Je n’ai pas d’aversion pour les plantes sauvages du jardin, sauf peut-être le liseron que je dois contrôler sans relâche sous peine de voir le jardin totalement recouvert et étouffé. Sinon, elles sont les bienvenues, comblent les petits vides qu’il peut y avoir entre deux plantes et je trouve qu’elles se mettent finalement en valeur. La nature est bien faite et nous réserve souvent de belles surprises, il suffit de voir les choses d’un oeil nouveau et de savoir apprécier les sauvageonnes à leur juste valeur.
Le problème majeur ici, c’est l’humidité hivernale et les gelées tardives qui peuvent occasionner des dégâts si la végétation a repris plus tôt que de coutume des suites d’un printemps particulièrement doux.

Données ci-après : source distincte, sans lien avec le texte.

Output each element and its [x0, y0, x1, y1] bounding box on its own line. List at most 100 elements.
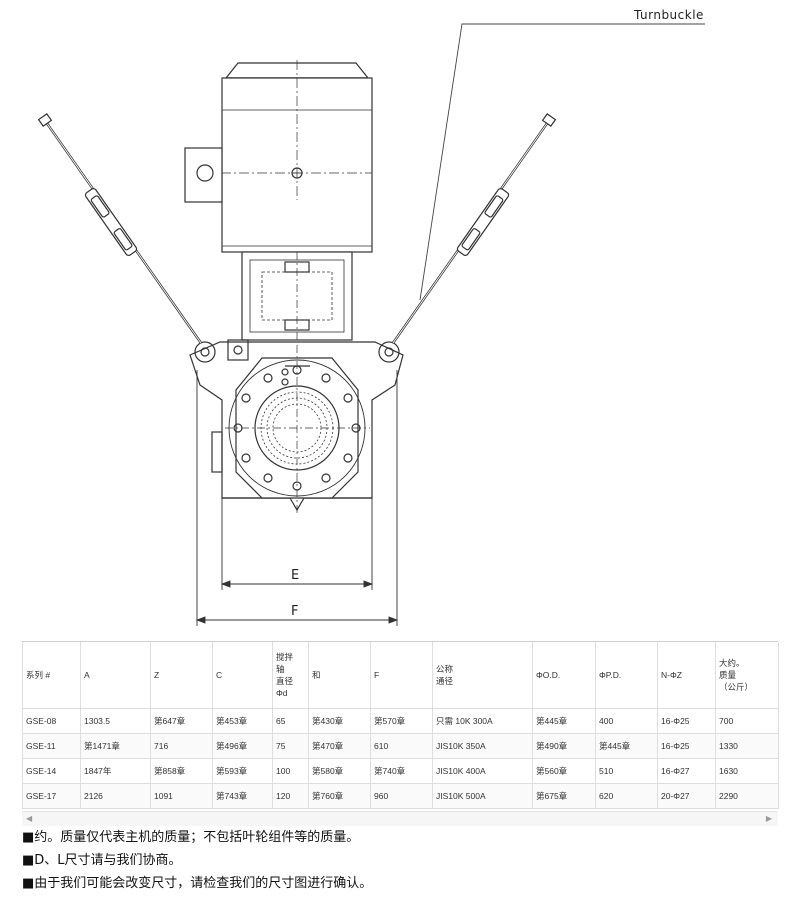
- table-cell: 120: [272, 783, 309, 809]
- table-header-line: 轴: [276, 664, 285, 674]
- table-header-cell: 和: [308, 642, 371, 709]
- table-cell: 第760章: [308, 783, 371, 809]
- table-cell: 400: [595, 708, 658, 734]
- table-cell: 第740章: [370, 758, 433, 784]
- table-cell: 第430章: [308, 708, 371, 734]
- table-header-cell: N-ΦZ: [657, 642, 716, 709]
- table-header-cell: ΦP.D.: [595, 642, 658, 709]
- table-cell: 16-Φ27: [657, 758, 716, 784]
- mixer-dimension-drawing: Turnbuckle E F: [37, 8, 705, 626]
- table-cell: 16-Φ25: [657, 733, 716, 759]
- table-cell: 第647章: [150, 708, 213, 734]
- table-cell: 第593章: [212, 758, 273, 784]
- table-cell: 1630: [715, 758, 779, 784]
- table-cell: 第1471章: [80, 733, 151, 759]
- dimension-e-label: E: [291, 568, 299, 583]
- table-cell: JIS10K 400A: [432, 758, 533, 784]
- table-header-line: 大约。: [719, 658, 745, 668]
- scroll-right-arrow-icon[interactable]: ▶: [765, 814, 772, 823]
- table-cell: 第858章: [150, 758, 213, 784]
- table-cell: 第675章: [532, 783, 596, 809]
- table-cell: 第490章: [532, 733, 596, 759]
- table-cell: 16-Φ25: [657, 708, 716, 734]
- table-cell: 1847年: [80, 758, 151, 784]
- table-cell: GSE-08: [22, 708, 81, 734]
- table-cell: 716: [150, 733, 213, 759]
- table-cell: 第445章: [595, 733, 658, 759]
- table-header-line: C: [216, 670, 223, 680]
- table-cell: 第445章: [532, 708, 596, 734]
- table-header-line: （公斤）: [719, 682, 754, 692]
- table-header-cell: 系列 #: [22, 642, 81, 709]
- horizontal-scrollbar[interactable]: ◀ ▶: [22, 811, 778, 826]
- table-cell: 第560章: [532, 758, 596, 784]
- table-header-line: 系列 #: [26, 670, 51, 680]
- table-header-line: 公称: [436, 664, 454, 674]
- table-cell: 2290: [715, 783, 779, 809]
- table-cell: 第453章: [212, 708, 273, 734]
- note-line: ■约。质量仅代表主机的质量；不包括叶轮组件等的质量。: [22, 830, 360, 845]
- left-turnbuckle: [37, 113, 202, 344]
- note-line: ■由于我们可能会改变尺寸，请检查我们的尺寸图进行确认。: [22, 876, 373, 891]
- table-cell: 1330: [715, 733, 779, 759]
- table-header-line: 直径: [276, 676, 294, 686]
- dimension-e-line: [220, 498, 374, 590]
- coupling-housing: [241, 251, 353, 341]
- dimension-f-line: [195, 370, 399, 626]
- outlet-flange: [225, 345, 370, 515]
- table-cell: 第496章: [212, 733, 273, 759]
- terminal-box: [184, 147, 223, 203]
- motor-body: [185, 60, 373, 253]
- scroll-left-arrow-icon[interactable]: ◀: [26, 814, 33, 823]
- right-turnbuckle: [392, 113, 557, 344]
- table-header-line: F: [374, 670, 380, 680]
- table-cell: 610: [370, 733, 433, 759]
- table-cell: 620: [595, 783, 658, 809]
- table-cell: 65: [272, 708, 309, 734]
- turnbuckle-callout: [419, 23, 705, 301]
- table-cell: 第580章: [308, 758, 371, 784]
- table-header-cell: ΦO.D.: [532, 642, 596, 709]
- table-cell: JIS10K 350A: [432, 733, 533, 759]
- table-cell: 第470章: [308, 733, 371, 759]
- table-header-line: 和: [312, 670, 321, 680]
- table-cell: 只需 10K 300A: [432, 708, 533, 734]
- note-line: ■D、L尺寸请与我们协商。: [22, 853, 182, 868]
- table-cell: 20-Φ27: [657, 783, 716, 809]
- table-header-line: N-ΦZ: [661, 670, 682, 680]
- table-cell: 1303.5: [80, 708, 151, 734]
- table-cell: JIS10K 500A: [432, 783, 533, 809]
- table-cell: 1091: [150, 783, 213, 809]
- table-cell: 2126: [80, 783, 151, 809]
- table-cell: 第570章: [370, 708, 433, 734]
- table-cell: 100: [272, 758, 309, 784]
- table-header-cell: Z: [150, 642, 213, 709]
- turnbuckle-label: Turnbuckle: [633, 8, 704, 22]
- table-cell: 510: [595, 758, 658, 784]
- table-cell: 75: [272, 733, 309, 759]
- table-cell: GSE-11: [22, 733, 81, 759]
- table-cell: GSE-14: [22, 758, 81, 784]
- table-header-line: 搅拌: [276, 652, 294, 662]
- table-header-line: ΦO.D.: [536, 670, 561, 680]
- notes-section: ■约。质量仅代表主机的质量；不包括叶轮组件等的质量。 ■D、L尺寸请与我们协商。 ■…: [22, 826, 782, 895]
- table-header-cell: F: [370, 642, 433, 709]
- table-header-line: ΦP.D.: [599, 670, 622, 680]
- table-cell: 960: [370, 783, 433, 809]
- table-cell: GSE-17: [22, 783, 81, 809]
- table-header-line: Φd: [276, 688, 288, 698]
- dimension-f-label: F: [291, 604, 298, 619]
- table-header-line: Z: [154, 670, 160, 680]
- table-cell: 700: [715, 708, 779, 734]
- table-header-line: 通径: [436, 676, 454, 686]
- table-header-cell: 大约。质量（公斤）: [715, 642, 779, 709]
- table-header-cell: 公称通径: [432, 642, 533, 709]
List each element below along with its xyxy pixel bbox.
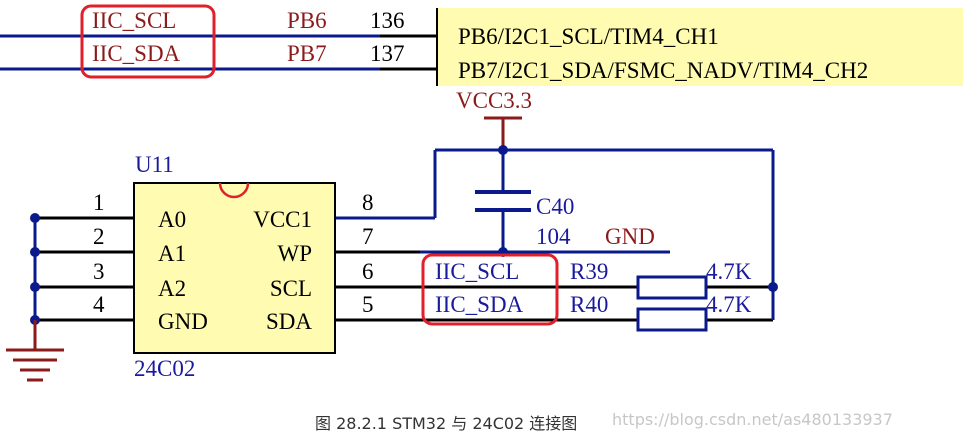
- mcu-pin-label-pb6: PB6/I2C1_SCL/TIM4_CH1: [458, 24, 719, 49]
- pin-name-right: SDA: [266, 309, 312, 334]
- ground-symbol: [6, 320, 64, 382]
- pin-number-left: 1: [93, 190, 105, 215]
- resistor-r40: [636, 307, 708, 332]
- net-label-scl-bottom: IIC_SCL: [435, 259, 519, 284]
- resistor-ref-r40: R40: [570, 292, 608, 317]
- mcu-pin-label-pb7: PB7/I2C1_SDA/FSMC_NADV/TIM4_CH2: [458, 58, 868, 83]
- resistor-value-r40: 4.7K: [706, 292, 752, 317]
- chip-notch: [218, 182, 250, 199]
- pin-number-right: 7: [362, 224, 374, 249]
- pin-name-left: A0: [158, 207, 186, 232]
- pin-name-right: SCL: [270, 276, 312, 301]
- net-label-sda-top: IIC_SDA: [92, 41, 181, 66]
- port-name-pb7: PB7: [287, 41, 327, 66]
- chip-ref: U11: [135, 152, 174, 177]
- pin-number-137: 137: [370, 41, 405, 66]
- pin-name-right: VCC1: [253, 207, 312, 232]
- mcu-body: [437, 8, 963, 86]
- figure-caption: 图 28.2.1 STM32 与 24C02 连接图 https://blog.…: [0, 408, 963, 438]
- pin-name-right: WP: [278, 241, 313, 266]
- chip-body: [133, 182, 336, 354]
- pin-number-right: 5: [362, 292, 374, 317]
- port-name-pb6: PB6: [287, 8, 327, 33]
- pin-number-left: 3: [93, 259, 105, 284]
- pin-number-left: 2: [93, 224, 105, 249]
- highlight-box-top: [80, 4, 216, 79]
- resistor-ref-r39: R39: [570, 259, 608, 284]
- pin-number-right: 6: [362, 259, 374, 284]
- cap-ref: C40: [536, 194, 574, 219]
- pin-name-left: A2: [158, 276, 186, 301]
- resistor-r39: [636, 275, 708, 300]
- pin-number-right: 8: [362, 190, 374, 215]
- net-label-sda-bottom: IIC_SDA: [435, 292, 524, 317]
- pin-number-left: 4: [93, 292, 105, 317]
- chip-part: 24C02: [134, 356, 195, 381]
- vcc-label: VCC3.3: [456, 88, 532, 113]
- pin-name-left: A1: [158, 241, 186, 266]
- pin-name-left: GND: [158, 309, 208, 334]
- net-label-scl-top: IIC_SCL: [92, 8, 176, 33]
- pin-number-136: 136: [370, 8, 405, 33]
- caption-watermark: https://blog.csdn.net/as480133937: [612, 410, 893, 429]
- resistor-value-r39: 4.7K: [706, 259, 752, 284]
- cap-value: 104: [536, 224, 571, 249]
- gnd-label: GND: [605, 224, 655, 249]
- highlight-box-bottom: [421, 253, 559, 326]
- junction-pullup: [768, 282, 778, 292]
- caption-title: 图 28.2.1 STM32 与 24C02 连接图: [315, 414, 578, 433]
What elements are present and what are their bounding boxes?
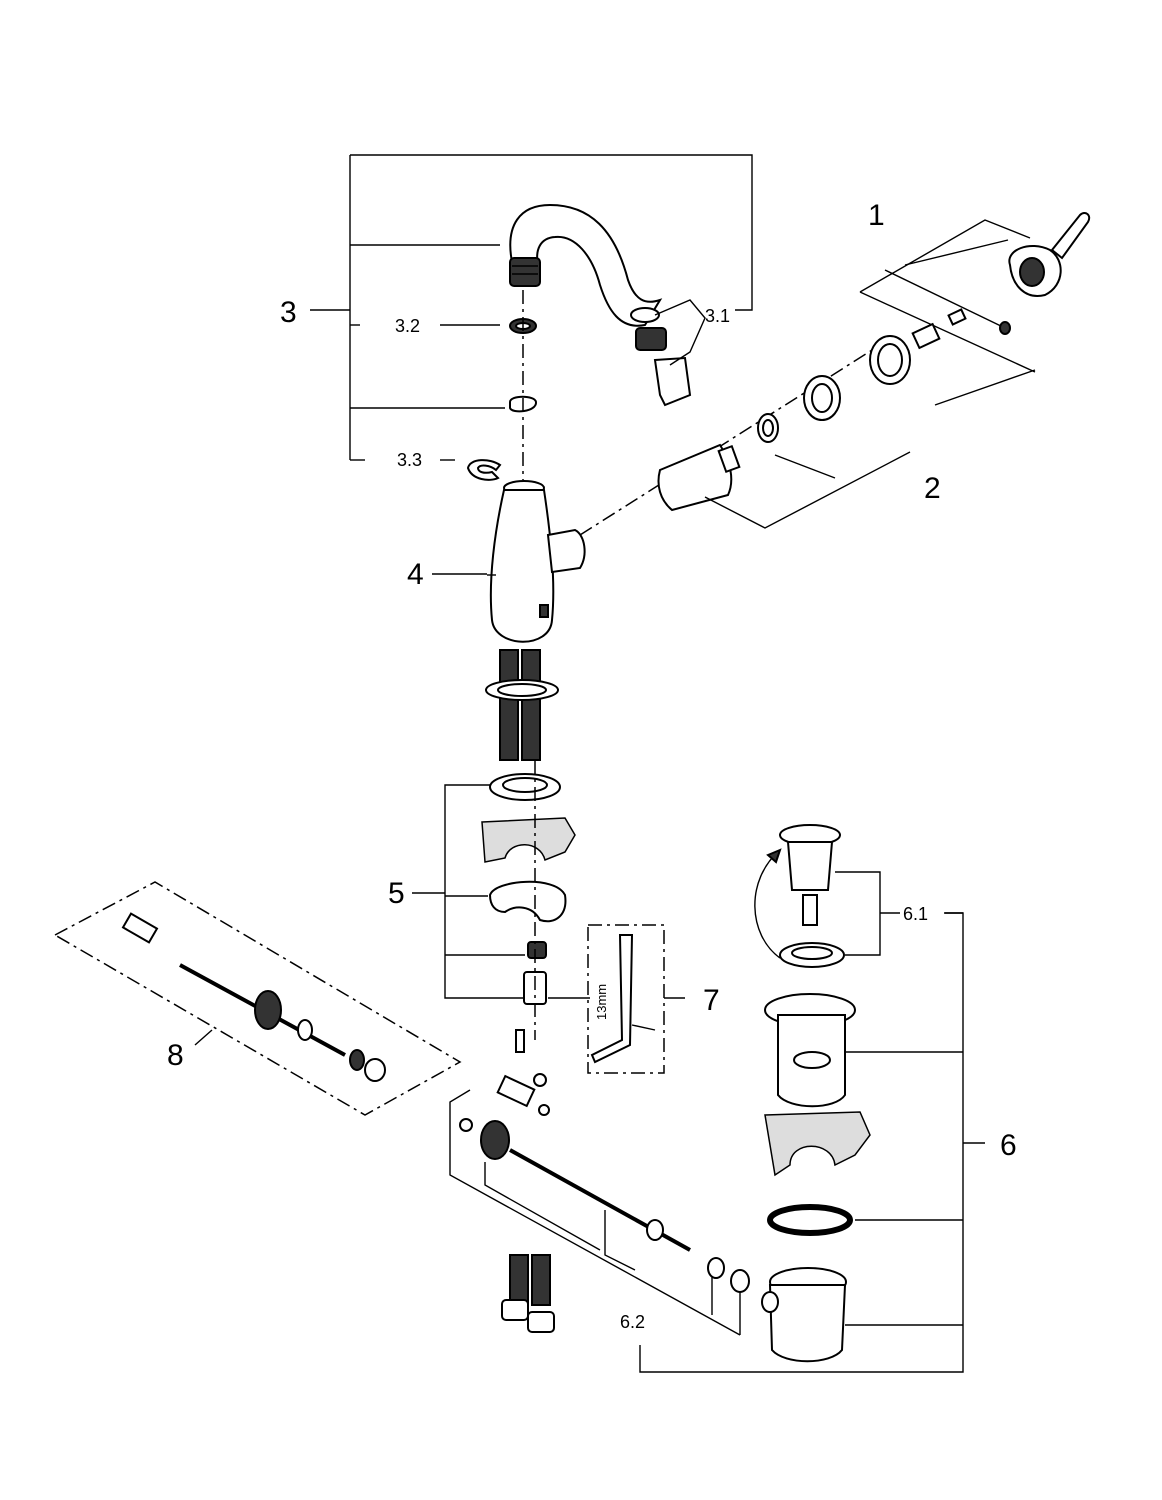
group-6-waste-set: [449, 824, 985, 1373]
grub-screw: [947, 308, 967, 326]
label-1: 1: [868, 199, 885, 232]
group-5-fixing-set: [412, 760, 576, 1040]
label-7: 7: [703, 984, 720, 1017]
rod-clamp-8: [121, 912, 159, 944]
group-3-spout-assembly: [310, 154, 753, 481]
rod-nut-6-2: [480, 1120, 510, 1160]
tool-7-spanner: [548, 924, 685, 1074]
group-2-cartridge-assembly: [579, 335, 911, 536]
rod-washer-8a: [349, 1049, 365, 1071]
rod-pin: [515, 1029, 525, 1053]
label-6-2: 6.2: [620, 1312, 645, 1332]
rod-nut-8: [254, 990, 282, 1030]
label-6: 6: [1000, 1129, 1017, 1162]
spanner-tool: [590, 934, 634, 1064]
waste-gasket: [767, 1204, 853, 1236]
stem-adapter: [911, 322, 941, 350]
group-1-lever-handle: [859, 212, 1091, 406]
mixer-body-4: [432, 480, 586, 761]
label-3-2: 3.2: [395, 316, 420, 336]
label-3-3: 3.3: [397, 450, 422, 470]
label-5: 5: [388, 877, 405, 910]
label-2: 2: [924, 472, 941, 505]
rod-washer-8b: [364, 1058, 386, 1082]
waste-tailpiece: [768, 1284, 847, 1363]
lever-arm: [1050, 212, 1091, 260]
basin-section-5: [481, 817, 576, 863]
spout-outlet-aerator: [509, 257, 541, 287]
rod-clamp-6-2: [496, 1074, 536, 1108]
hose-connector-right: [531, 1254, 551, 1306]
spout: [509, 203, 663, 327]
hose-connector-left: [509, 1254, 529, 1306]
aerator-seal-ring: [630, 307, 660, 323]
aerator-insert: [635, 327, 667, 351]
circlip-3-3: [466, 459, 502, 481]
plug-stem: [786, 841, 834, 891]
label-8: 8: [167, 1039, 184, 1072]
supply-hose-right: [521, 649, 541, 761]
handle-plug: [999, 321, 1011, 335]
rod-washer-6-2b: [730, 1269, 750, 1293]
fixing-nut: [527, 941, 547, 959]
label-3: 3: [280, 296, 297, 329]
mixer-body: [489, 489, 555, 643]
label-3-1: 3.1: [705, 306, 730, 326]
horseshoe-washer: [488, 880, 567, 923]
cartridge-housing: [546, 528, 586, 574]
basin-section-6: [764, 1111, 871, 1177]
group-8-pop-up-rod-kit: [53, 881, 462, 1116]
label-6-1: 6.1: [903, 904, 928, 924]
tool-size-label: 13mm: [594, 984, 609, 1020]
aerator-key: [653, 356, 692, 407]
supply-hose-left: [499, 649, 519, 761]
label-4: 4: [407, 558, 424, 591]
rod-washer-6-2a: [707, 1257, 725, 1279]
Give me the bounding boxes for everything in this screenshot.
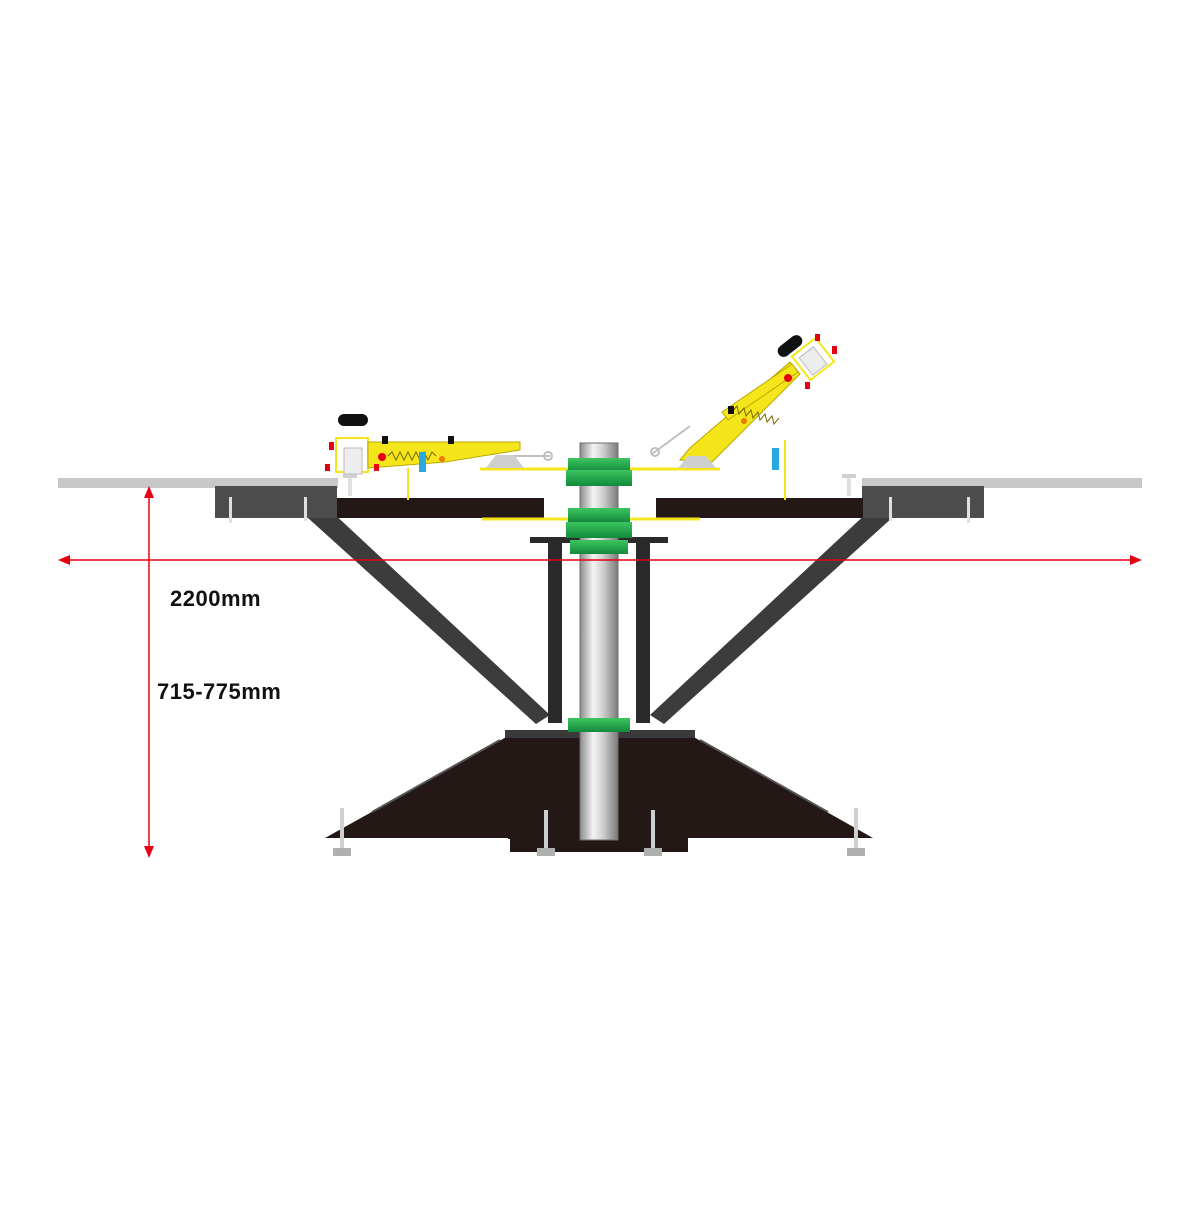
base-left-edge-line bbox=[371, 739, 501, 813]
hub-lower bbox=[568, 718, 630, 732]
leveler-right-outer bbox=[847, 808, 865, 856]
height-dimension-label: 715-775mm bbox=[157, 679, 282, 704]
platen-screw-right-b bbox=[967, 497, 970, 523]
coil-spring-icon bbox=[387, 450, 437, 462]
arm-stop-right bbox=[728, 406, 734, 414]
dimension-height-arrow bbox=[144, 486, 154, 858]
marker-red-left-b bbox=[325, 464, 330, 471]
base-left-wing bbox=[325, 735, 560, 838]
marker-red-right-a bbox=[832, 346, 837, 354]
central-post bbox=[579, 442, 619, 841]
dimension-width-arrow bbox=[58, 555, 1142, 565]
strut-assembly bbox=[308, 510, 892, 724]
arrow-head-top bbox=[144, 486, 154, 498]
platen-bracket-left bbox=[215, 486, 337, 518]
handle-knob-icon-right bbox=[777, 335, 803, 357]
platen-screw-left-b bbox=[304, 497, 307, 521]
linkage-end-left bbox=[543, 451, 553, 461]
platen-screw-left-c bbox=[343, 474, 357, 496]
print-head-right bbox=[650, 334, 837, 500]
arm-stop-left-a bbox=[382, 436, 388, 444]
arm-guide-right bbox=[721, 363, 799, 421]
handle-knob-icon bbox=[338, 414, 368, 426]
strut-right bbox=[650, 510, 892, 724]
double-headed-arrow-icon bbox=[58, 555, 70, 565]
arm-bar-left bbox=[337, 498, 544, 518]
coil-spring-icon-right bbox=[731, 404, 780, 426]
platen-screw-right-c bbox=[842, 474, 856, 496]
hub-upper bbox=[566, 458, 632, 486]
head-clamp-mount-right bbox=[798, 346, 828, 376]
leveler-left-inner bbox=[537, 810, 555, 856]
platen-screw-left-a bbox=[229, 497, 232, 523]
base-right-edge-line bbox=[699, 739, 829, 813]
arm-bar-right bbox=[656, 498, 863, 518]
marker-blue-right bbox=[772, 448, 779, 470]
platen-bracket-right bbox=[862, 486, 984, 518]
width-dimension-label: 2200mm bbox=[170, 586, 262, 611]
platen-right bbox=[862, 478, 1142, 488]
pivot-red-right-a bbox=[784, 374, 792, 382]
pivot-red-right-b bbox=[741, 418, 747, 424]
platen-mount-right bbox=[678, 456, 716, 468]
platen-screw-right-a bbox=[889, 497, 892, 521]
platen-assembly bbox=[58, 467, 1142, 523]
pivot-red-left-b bbox=[439, 456, 445, 462]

Le jardin est membre de l’association ‘Jardins Passions’, un réseau de jardins naturels dans le nord de la France et la Belgique. J’ouvre aussi « Le jardin sainte Anne » au public et lors des portes ouvertes, j’essaie de transmettre ma passion, de partager, d’échanger avec les gens qui viennent à ma rencontre. En dehors de cela, j’essaie de transmettre mes idées, mon savoir-faire à mes enfants qui sont toujours très enthousiastes et intéressés. Récemment, nous nous sommes amusés à fabriquer un hôtel à insectes avec uniquement des matériaux de récupération … quoi de plus ludique et pédagogique pour sensibiliser les enfants au respect des auxiliaires du jardin et d’introduire la notion de recyclage ?
De part ma profession également, j’essaie de sensibiliser, de bousculer les idées préconçues et d’orienter vers une démarche préservant la biodiversité. Enfin, je prévois de réaliser des ateliers pour les jardiniers de tous horizons sur divers thèmes.